Cap. XXIII Individualismo ético

Con la revolución mental así descrita debo cerrar la segunda gran división de mi vida. Tanto en el período de Viena como en el de Weimar, las señales exteriores del destino se me manifestaron en direcciones que coincidían con el contenido de mis esfuerzos mentales interiores. En todos mis escritos está vitalmente presente el carácter básico de mi concepto espiritual del mundo, aunque una necesidad interior requería que mis reflexiones se extendieran menos a las esferas espirituales. En mi trabajo como profesor en Viena, los objetivos fijados eran únicamente los que resultaban de las percepciones de mi propia mente. En Weimar, en lo que se refiere a mi trabajo en relación con Goethe, sólo estaba activo lo que yo consideraba la responsabilidad inherente a tal trabajo. Nunca tuve que superar dificultades para armonizar las tendencias procedentes del mundo exterior con las mías propias.

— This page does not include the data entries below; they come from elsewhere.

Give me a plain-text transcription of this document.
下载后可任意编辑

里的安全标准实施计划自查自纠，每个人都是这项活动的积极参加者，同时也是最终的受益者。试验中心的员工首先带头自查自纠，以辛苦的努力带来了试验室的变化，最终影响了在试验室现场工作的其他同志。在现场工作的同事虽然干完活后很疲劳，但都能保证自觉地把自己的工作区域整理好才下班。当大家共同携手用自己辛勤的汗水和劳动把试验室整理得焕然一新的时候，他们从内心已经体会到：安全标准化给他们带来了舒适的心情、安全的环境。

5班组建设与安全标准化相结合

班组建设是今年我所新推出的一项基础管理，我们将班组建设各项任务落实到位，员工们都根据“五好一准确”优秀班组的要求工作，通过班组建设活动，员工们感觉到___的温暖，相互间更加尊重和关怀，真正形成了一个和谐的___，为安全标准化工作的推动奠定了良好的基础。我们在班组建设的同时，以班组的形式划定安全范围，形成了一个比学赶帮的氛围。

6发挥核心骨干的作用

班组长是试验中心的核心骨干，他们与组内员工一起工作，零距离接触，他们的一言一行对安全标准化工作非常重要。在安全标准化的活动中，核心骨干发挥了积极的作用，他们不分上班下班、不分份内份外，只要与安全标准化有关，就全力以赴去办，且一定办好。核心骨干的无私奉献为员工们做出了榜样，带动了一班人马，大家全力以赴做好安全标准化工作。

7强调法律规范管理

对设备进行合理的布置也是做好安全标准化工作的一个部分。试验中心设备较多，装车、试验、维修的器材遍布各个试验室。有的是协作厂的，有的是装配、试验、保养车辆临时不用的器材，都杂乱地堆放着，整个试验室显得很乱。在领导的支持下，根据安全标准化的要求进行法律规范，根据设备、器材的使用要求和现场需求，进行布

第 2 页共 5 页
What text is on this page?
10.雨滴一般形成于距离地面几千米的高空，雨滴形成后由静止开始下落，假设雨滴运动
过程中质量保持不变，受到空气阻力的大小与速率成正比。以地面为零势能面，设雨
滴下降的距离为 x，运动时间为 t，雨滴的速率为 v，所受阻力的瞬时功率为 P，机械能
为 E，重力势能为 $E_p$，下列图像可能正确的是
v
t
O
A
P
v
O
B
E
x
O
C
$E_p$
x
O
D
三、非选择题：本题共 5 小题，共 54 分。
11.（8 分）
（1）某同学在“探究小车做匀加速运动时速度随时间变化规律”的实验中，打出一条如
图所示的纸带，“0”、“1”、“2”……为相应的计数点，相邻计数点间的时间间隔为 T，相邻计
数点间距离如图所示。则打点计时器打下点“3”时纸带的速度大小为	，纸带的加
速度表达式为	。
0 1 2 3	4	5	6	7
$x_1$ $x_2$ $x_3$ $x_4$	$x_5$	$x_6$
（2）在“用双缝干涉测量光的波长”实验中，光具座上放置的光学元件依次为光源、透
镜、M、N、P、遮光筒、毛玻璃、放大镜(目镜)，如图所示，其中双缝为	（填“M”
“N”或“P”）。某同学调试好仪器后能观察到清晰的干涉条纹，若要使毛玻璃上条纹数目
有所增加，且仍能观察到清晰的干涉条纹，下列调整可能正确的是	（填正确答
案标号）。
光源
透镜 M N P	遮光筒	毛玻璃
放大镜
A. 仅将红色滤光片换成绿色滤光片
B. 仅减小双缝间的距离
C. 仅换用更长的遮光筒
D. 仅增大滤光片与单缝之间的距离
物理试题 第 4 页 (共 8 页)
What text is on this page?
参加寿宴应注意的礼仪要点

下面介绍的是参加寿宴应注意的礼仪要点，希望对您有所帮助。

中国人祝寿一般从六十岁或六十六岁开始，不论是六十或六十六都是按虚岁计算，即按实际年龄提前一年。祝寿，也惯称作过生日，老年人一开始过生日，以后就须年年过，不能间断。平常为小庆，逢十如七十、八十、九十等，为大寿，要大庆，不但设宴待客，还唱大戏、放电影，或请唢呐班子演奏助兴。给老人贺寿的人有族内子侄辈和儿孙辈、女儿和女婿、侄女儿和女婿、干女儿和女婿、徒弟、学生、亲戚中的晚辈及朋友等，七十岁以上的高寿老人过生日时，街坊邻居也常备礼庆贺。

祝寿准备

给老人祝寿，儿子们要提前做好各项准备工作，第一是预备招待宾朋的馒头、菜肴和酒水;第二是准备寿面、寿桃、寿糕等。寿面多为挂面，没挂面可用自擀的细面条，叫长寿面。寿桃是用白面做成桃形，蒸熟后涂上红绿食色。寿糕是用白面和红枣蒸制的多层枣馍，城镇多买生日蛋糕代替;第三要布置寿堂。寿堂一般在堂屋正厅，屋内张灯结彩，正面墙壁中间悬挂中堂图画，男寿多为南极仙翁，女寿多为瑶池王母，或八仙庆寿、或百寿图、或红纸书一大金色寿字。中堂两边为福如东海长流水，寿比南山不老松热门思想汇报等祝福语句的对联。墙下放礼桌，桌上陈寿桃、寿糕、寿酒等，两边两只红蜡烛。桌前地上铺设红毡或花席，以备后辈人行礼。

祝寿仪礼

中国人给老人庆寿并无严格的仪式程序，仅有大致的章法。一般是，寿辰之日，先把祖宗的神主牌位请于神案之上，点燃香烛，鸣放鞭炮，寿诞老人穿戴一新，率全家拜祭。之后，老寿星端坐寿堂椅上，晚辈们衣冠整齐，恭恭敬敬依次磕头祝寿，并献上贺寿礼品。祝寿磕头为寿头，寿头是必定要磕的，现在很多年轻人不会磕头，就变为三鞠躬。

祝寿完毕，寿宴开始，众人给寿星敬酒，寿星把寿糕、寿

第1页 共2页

Sólo a partir de este curso de mi vida pude percibir la idea de la libertad en una forma que brillaba claramente dentro de mí, y así exponerla. No creo que la gran importancia que esta idea tuvo para mi propia vida me haya llevado a considerarla de forma unilateral. La idea se corresponde con una realidad objetiva, y lo que uno experimenta realmente de tal cosa no puede alterar esta realidad a través de un esfuerzo concienzudo por el conocimiento, sino que sólo puede permitirle a uno ver en ella en mayor o menor grado.

Con esta visión de la idea de libertad se unió el "individualismo ético" de mi filosofía, que ha sido malinterpretado por tantas personas. También esto, al comienzo de la tercera etapa de mi vida, pasó de ser un elemento de mi mundo conceptual que vivía dentro de la mente, a ser algo que se había apoderado de todo el hombre.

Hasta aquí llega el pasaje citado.